Bo’s grin disappeared. “He knows about the gaes, then?”

“It’s true?”

“Yes.” Bo grunted. “Part of becoming a member of the royal cabal.” He touched his collar gently. “I’ll have to avenge the king someday. I’ll have to kill Tamas.” He pulled a pendant from beneath his shirt. It was a simple thing, braided silver around a single gemstone. Taniel vaguely remembered seeing similar necklaces upon dead Kez Privileged. Not even the savages had looted those.

“Is… is that it?” Taniel asked.

“A demon’s carbuncle,” Bo said. “Very dark stuff. You don’t want to know. The gaes to protect – or avenge – the king is tied to this. Even now I can feel a pull, tugging me toward Adopest. It’s not very strong. It will grow stronger as time passes.

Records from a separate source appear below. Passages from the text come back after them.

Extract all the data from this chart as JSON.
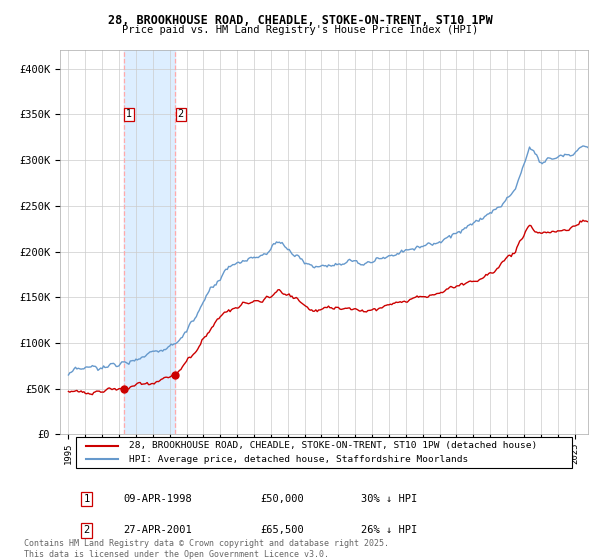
{
  "title": "28, BROOKHOUSE ROAD, CHEADLE, STOKE-ON-TRENT, ST10 1PW",
  "subtitle": "Price paid vs. HM Land Registry's House Price Index (HPI)",
  "legend_line1": "28, BROOKHOUSE ROAD, CHEADLE, STOKE-ON-TRENT, ST10 1PW (detached house)",
  "legend_line2": "HPI: Average price, detached house, Staffordshire Moorlands",
  "transaction1_date": "09-APR-1998",
  "transaction1_price": "£50,000",
  "transaction1_hpi": "30% ↓ HPI",
  "transaction1_year": 1998.27,
  "transaction1_value": 50000,
  "transaction2_date": "27-APR-2001",
  "transaction2_price": "£65,500",
  "transaction2_hpi": "26% ↓ HPI",
  "transaction2_year": 2001.32,
  "transaction2_value": 65500,
  "red_color": "#cc0000",
  "blue_color": "#6699cc",
  "vline_color": "#ffaaaa",
  "highlight_color": "#ddeeff",
  "ylim_min": 0,
  "ylim_max": 420000,
  "xlim_min": 1994.5,
  "xlim_max": 2025.8,
  "footer": "Contains HM Land Registry data © Crown copyright and database right 2025.\nThis data is licensed under the Open Government Licence v3.0.",
  "yticks": [
    0,
    50000,
    100000,
    150000,
    200000,
    250000,
    300000,
    350000,
    400000
  ],
  "ytick_labels": [
    "£0",
    "£50K",
    "£100K",
    "£150K",
    "£200K",
    "£250K",
    "£300K",
    "£350K",
    "£400K"
  ]
}
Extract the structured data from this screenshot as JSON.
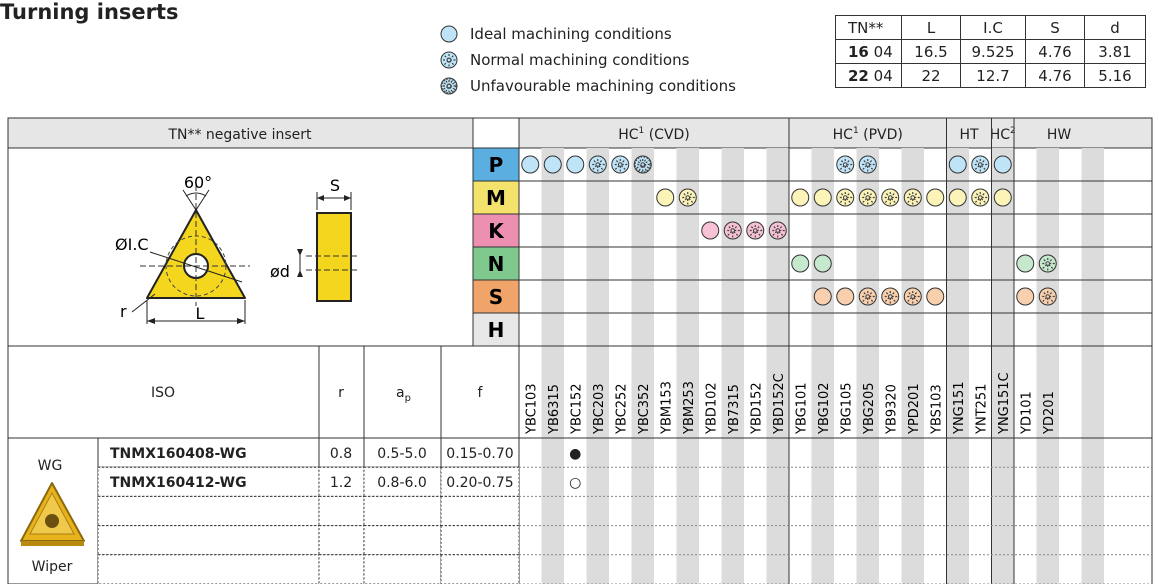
{
  "title": "Turning inserts",
  "legend": [
    {
      "key": "ideal",
      "label": "Ideal machining conditions"
    },
    {
      "key": "normal",
      "label": "Normal machining conditions"
    },
    {
      "key": "unfav",
      "label": "Unfavourable machining conditions"
    }
  ],
  "dims": {
    "header": [
      "TN**",
      "L",
      "I.C",
      "S",
      "d"
    ],
    "rows": [
      {
        "size": "16",
        "code": "04",
        "values": [
          "16.5",
          "9.525",
          "4.76",
          "3.81"
        ]
      },
      {
        "size": "22",
        "code": "04",
        "values": [
          "22",
          "12.7",
          "4.76",
          "5.16"
        ]
      }
    ]
  },
  "insert_header": "TN** negative insert",
  "drawing_labels": {
    "angle": "60°",
    "ic": "ØI.C",
    "r": "r",
    "l": "L",
    "s": "S",
    "d": "ød"
  },
  "groups": [
    {
      "label": "HC",
      "sup": "1",
      "suffix": " (CVD)",
      "start": 0,
      "end": 11
    },
    {
      "label": "HC",
      "sup": "1",
      "suffix": " (PVD)",
      "start": 12,
      "end": 18
    },
    {
      "label": "HT",
      "sup": "",
      "suffix": "",
      "start": 19,
      "end": 20
    },
    {
      "label": "HC",
      "sup": "2",
      "suffix": "",
      "start": 21,
      "end": 21
    },
    {
      "label": "HW",
      "sup": "",
      "suffix": "",
      "start": 22,
      "end": 25
    }
  ],
  "grades": [
    "YBC103",
    "YB6315",
    "YBC152",
    "YBC203",
    "YBC252",
    "YBC352",
    "YBM153",
    "YBM253",
    "YBD102",
    "YB7315",
    "YBD152",
    "YBD152C",
    "YBG101",
    "YBG102",
    "YBG105",
    "YBG205",
    "YB9320",
    "YPD201",
    "YBS103",
    "YNG151",
    "YNT251",
    "YNG151C",
    "YD101",
    "YD201",
    "",
    ""
  ],
  "materials": [
    {
      "code": "P",
      "color": "#5aaee0",
      "fill": "#bfe3f7",
      "marks": {
        "0": "ideal",
        "1": "ideal",
        "2": "ideal",
        "3": "normal",
        "4": "normal",
        "5": "unfav",
        "14": "normal",
        "15": "normal",
        "19": "ideal",
        "20": "normal",
        "21": "ideal"
      }
    },
    {
      "code": "M",
      "color": "#f3e26b",
      "fill": "#fbf3b7",
      "marks": {
        "6": "ideal",
        "7": "normal",
        "12": "ideal",
        "13": "ideal",
        "14": "normal",
        "15": "normal",
        "16": "normal",
        "17": "normal",
        "18": "ideal",
        "19": "ideal",
        "20": "normal",
        "21": "ideal"
      }
    },
    {
      "code": "K",
      "color": "#ec8fb1",
      "fill": "#f7c2d6",
      "marks": {
        "8": "ideal",
        "9": "normal",
        "10": "normal",
        "11": "normal"
      }
    },
    {
      "code": "N",
      "color": "#7fc98f",
      "fill": "#c6e8cd",
      "marks": {
        "12": "ideal",
        "13": "ideal",
        "22": "ideal",
        "23": "normal"
      }
    },
    {
      "code": "S",
      "color": "#f1a469",
      "fill": "#f9d0ae",
      "marks": {
        "13": "ideal",
        "14": "ideal",
        "15": "normal",
        "16": "normal",
        "17": "normal",
        "18": "ideal",
        "22": "ideal",
        "23": "normal"
      }
    },
    {
      "code": "H",
      "color": "#e7e7e7",
      "fill": "#e7e7e7",
      "marks": {}
    }
  ],
  "param_headers": {
    "iso": "ISO",
    "r": "r",
    "ap": "a",
    "ap_sub": "p",
    "f": "f"
  },
  "chipbreaker": {
    "code": "WG",
    "type": "Wiper"
  },
  "products": [
    {
      "iso": "TNMX160408-WG",
      "r": "0.8",
      "ap": "0.5-5.0",
      "f": "0.15-0.70",
      "grade_index": 2,
      "mark": "●"
    },
    {
      "iso": "TNMX160412-WG",
      "r": "1.2",
      "ap": "0.8-6.0",
      "f": "0.20-0.75",
      "grade_index": 2,
      "mark": "○"
    }
  ],
  "colors": {
    "header_bg": "#e6e6e6",
    "stripe": "#dcdcdc",
    "insert_yellow": "#f3d61d"
  }
}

I’m not sure how quickly. If I resist for too long, though, it will kill me.”

“The only way to break it is to avenge the king?”

Bo remained silent.

“So you have to kill my father.”

Bo picked up a rock and threw it off the cliff. He didn’t look happy about it.

“We should start looking for a way to break it,” Taniel said. He hoped he sounded confident. “Privileged wouldn’t attach themselves to something they can’t get out of. It’s just another secret. Maybe one of the Predeii knows.”

Taniel examined his friend, realizing just how much the fight yesterday had taken out of him. His cheeks were gaunt. His skin looked saggy, wrinkled, as if he were forty years older than he was.

“We’ll find out together,” Taniel said. “We’ll break it. I swear.”

Bo gave a tired chuckle. “My eyes are going to itch every day I’m with you, you optimistic bastard. Come on.” He stood up, stretching. “We have to go find out if we killed that bitch.”